It never donned on me until we moved to California; that heel position is on the wrong side. Having rarely walked on a sidewalk when we lived in Canada; it wasn't until I was regularly walking on pathways and sidewalks that I realized that our dogs are on the wrong side. Heel position is on the left; but our dogs should walk on the right. This is because if we are walking in an area where there are lots of people and other dogs then we walk on the right, so should our dogs. Otherwise our dogs are then in the middle of the pathway and sort of in the way.
I remember when I had my first training client who asked if they could 'heel' on the right. "Of course" I said, not realizing that I then had to rethink everything that was well ingrained in my head. I had to change the finish, the swing and all my hand signals; I had to do everything in a mirror image of what I knew. It took time, I had to think it all through before brining it to them to learn; heck I had to relearn before I could teach it. But learn and teach I did and now I use both sides for Elsa. Why not teach her both? She has more brains than she knows what to do with so she will either heel or right; which is my word for heeling on the right.
She's pretty darned great at it. I have to say that we use 'right' far more than we do 'heel.' I tend to use 'right' when we are out and about in more crowded areas; and let her walk where she pleases when we are at parks and open spaces. Now we have to work on teaching 'turn' on the right side which is again entirely different. When I say "turn," Elsa knows that she must hold back because I am going to turn directly in front of her. With lots of training she knows how quickly I turn and she's on the ball. A turn with her on the right will be the same except that I will be coming from her left going right.
I've been teaching 'heel' since the age of 13; that is a very long time. It is one of the harder things to teach; simply because you must take a great deal of time to get it correct. Once it is taught you can teach heeling on the other side if you like; that or just teach the right side from the get go. A dog must learn where the position is and then to walk and continue to stay there while you move. Then you add in the sit when I stop aspect. There is no yanking involved; that was long ago and it makes me shudder how much yanking we were taught. NO YANKING OF NECKS. I cannot believe how callous many humans have become to neck yanking.
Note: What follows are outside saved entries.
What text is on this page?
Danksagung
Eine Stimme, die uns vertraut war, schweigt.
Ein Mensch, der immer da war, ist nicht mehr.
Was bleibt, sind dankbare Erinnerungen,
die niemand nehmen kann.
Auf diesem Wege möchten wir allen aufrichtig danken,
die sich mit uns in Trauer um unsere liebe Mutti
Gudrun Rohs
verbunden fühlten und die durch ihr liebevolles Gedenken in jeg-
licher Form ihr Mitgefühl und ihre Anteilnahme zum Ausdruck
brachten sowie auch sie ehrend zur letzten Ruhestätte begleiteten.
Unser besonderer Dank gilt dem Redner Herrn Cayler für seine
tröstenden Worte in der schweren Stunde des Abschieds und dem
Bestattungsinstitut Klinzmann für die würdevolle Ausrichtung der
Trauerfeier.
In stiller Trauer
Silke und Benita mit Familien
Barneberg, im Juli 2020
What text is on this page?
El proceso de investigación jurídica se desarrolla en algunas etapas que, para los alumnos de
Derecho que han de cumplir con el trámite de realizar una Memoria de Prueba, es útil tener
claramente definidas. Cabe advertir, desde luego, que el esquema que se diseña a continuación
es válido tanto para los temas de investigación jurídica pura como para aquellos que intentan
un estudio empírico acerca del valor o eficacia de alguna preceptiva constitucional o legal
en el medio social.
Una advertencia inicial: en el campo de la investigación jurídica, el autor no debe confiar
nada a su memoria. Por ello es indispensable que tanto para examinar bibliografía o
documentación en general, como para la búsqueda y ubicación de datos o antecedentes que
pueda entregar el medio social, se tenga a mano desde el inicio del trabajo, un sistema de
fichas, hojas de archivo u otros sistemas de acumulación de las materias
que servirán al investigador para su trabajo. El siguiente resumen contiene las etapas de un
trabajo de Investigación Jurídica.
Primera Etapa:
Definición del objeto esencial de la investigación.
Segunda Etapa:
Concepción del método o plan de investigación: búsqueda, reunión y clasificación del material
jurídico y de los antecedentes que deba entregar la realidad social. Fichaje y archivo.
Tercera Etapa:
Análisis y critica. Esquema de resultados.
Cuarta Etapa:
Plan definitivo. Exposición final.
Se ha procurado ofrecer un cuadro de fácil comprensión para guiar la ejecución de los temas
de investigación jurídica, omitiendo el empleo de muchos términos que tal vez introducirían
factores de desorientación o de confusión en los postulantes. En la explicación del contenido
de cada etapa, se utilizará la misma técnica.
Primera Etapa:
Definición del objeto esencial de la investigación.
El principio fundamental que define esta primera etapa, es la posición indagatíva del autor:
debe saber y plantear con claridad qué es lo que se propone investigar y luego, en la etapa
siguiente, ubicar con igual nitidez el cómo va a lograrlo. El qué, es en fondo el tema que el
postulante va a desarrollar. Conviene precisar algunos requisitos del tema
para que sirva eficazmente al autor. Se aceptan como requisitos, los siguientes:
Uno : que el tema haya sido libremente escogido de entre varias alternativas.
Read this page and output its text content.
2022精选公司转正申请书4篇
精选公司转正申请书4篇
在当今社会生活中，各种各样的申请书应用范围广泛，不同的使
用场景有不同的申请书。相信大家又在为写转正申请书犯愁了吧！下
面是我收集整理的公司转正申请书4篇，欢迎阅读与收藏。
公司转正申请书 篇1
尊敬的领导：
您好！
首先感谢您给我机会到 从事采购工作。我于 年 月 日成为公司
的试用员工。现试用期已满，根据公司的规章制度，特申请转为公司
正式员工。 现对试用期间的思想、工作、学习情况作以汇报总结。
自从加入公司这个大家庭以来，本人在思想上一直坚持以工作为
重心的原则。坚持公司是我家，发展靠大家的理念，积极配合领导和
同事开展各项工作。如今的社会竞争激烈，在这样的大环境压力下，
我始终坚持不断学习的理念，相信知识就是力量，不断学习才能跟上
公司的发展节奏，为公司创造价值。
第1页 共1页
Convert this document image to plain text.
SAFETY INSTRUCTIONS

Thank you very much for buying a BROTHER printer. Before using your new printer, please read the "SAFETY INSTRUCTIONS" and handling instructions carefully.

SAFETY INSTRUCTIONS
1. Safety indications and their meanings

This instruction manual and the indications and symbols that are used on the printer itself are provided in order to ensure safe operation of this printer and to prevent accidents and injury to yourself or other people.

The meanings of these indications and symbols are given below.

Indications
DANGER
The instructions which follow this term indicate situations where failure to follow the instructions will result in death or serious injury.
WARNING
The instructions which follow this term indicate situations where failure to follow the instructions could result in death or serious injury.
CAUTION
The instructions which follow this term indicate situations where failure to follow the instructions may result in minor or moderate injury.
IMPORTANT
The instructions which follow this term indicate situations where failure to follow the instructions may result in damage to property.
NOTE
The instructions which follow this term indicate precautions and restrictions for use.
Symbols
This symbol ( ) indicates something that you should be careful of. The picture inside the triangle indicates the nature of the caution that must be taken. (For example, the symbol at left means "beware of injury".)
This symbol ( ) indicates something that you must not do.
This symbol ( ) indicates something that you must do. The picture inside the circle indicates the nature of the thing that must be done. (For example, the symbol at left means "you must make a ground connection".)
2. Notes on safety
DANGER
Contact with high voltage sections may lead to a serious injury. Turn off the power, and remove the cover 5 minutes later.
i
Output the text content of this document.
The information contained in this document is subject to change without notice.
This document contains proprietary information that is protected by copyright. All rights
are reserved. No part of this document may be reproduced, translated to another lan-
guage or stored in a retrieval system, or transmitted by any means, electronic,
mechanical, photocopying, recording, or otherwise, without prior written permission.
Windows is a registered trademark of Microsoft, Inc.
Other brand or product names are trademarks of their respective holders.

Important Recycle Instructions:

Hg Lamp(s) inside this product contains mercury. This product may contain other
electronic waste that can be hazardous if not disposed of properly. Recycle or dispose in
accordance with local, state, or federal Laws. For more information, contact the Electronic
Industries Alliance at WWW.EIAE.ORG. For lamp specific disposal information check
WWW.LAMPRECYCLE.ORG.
So whether you are a lefty or righty makes no difference as far as where you heel. You can do either, both or none. It is entirely up to you. On a day to day, out in the public world; I would say that the 'right' side is of more use. If you have never taught heel then hire a professional. I always laugh when I see people repeating "heel, heel, heel" to their dog and have no idea what heel really means. Dogs don't come pre-programmed with the knowledge of 'heel."